𝗜 𝗦𝘁𝗼𝗽𝗽𝗲𝗱 𝗪𝗿𝗶𝘁𝗶𝗻𝗴 𝗥𝗲𝗴𝗲𝘅 𝗙𝗼𝗿 𝗪𝗲𝗯 𝗦𝗰𝗿𝗮𝗽𝗶𝗻𝗴
I spent years scraping the web. Sites change designs. My scrapers break. I spent hours on regex and XPath. It felt like a fight.
I tried telling a computer what I wanted in English. I used Large Language Models for data extraction.

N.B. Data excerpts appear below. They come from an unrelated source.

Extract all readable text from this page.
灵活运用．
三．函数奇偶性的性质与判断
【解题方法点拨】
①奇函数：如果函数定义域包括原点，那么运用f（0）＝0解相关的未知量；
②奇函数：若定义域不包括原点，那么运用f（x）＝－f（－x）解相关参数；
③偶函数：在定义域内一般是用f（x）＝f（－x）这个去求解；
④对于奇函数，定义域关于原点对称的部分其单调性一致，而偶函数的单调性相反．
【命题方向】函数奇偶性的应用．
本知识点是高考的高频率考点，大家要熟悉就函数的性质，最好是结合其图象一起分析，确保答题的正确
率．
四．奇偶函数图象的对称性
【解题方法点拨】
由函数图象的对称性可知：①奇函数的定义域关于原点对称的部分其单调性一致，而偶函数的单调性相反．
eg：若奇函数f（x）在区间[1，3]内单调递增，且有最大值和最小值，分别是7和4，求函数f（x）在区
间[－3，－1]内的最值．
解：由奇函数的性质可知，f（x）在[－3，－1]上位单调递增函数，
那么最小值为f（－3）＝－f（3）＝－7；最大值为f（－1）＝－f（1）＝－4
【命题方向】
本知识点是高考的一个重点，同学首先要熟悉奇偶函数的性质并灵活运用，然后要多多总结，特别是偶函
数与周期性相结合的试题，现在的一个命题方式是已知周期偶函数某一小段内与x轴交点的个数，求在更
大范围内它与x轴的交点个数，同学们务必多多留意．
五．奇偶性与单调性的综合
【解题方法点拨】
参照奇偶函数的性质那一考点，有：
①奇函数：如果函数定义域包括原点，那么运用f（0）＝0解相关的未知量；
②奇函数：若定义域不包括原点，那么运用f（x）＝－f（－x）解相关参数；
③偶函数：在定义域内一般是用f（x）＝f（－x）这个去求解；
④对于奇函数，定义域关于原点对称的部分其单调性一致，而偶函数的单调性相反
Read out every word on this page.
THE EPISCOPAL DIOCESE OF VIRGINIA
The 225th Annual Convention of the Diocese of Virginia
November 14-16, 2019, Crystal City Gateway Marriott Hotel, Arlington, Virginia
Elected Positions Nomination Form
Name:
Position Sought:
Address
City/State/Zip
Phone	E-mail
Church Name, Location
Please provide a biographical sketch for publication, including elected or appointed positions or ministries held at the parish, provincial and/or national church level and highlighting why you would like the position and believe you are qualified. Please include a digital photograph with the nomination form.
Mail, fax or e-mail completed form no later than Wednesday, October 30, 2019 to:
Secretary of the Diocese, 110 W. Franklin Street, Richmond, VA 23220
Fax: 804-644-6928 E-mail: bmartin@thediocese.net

Old scripts needed long lists of rules. One site used one tag. Another used a different tag. A third used dynamic classes. This was hard to maintain.
The new way is simple. Send a snippet of HTML to an LLM. Ask for data as JSON. The LLM finds patterns for you.
LLMs have issues.
- Cost: Thousands of pages cost money.
- Speed: Requests take seconds.
- Errors: LLMs sometimes make up data.
- Privacy: Third party APIs see your data.
Use a mix of tools.
- Use selectors for stable IDs.
- Use LLMs for messy text.
- Cache results to save money.
- Set a budget cap.
Selectors are fast and free. English is effective for messy data. Try it on your next project.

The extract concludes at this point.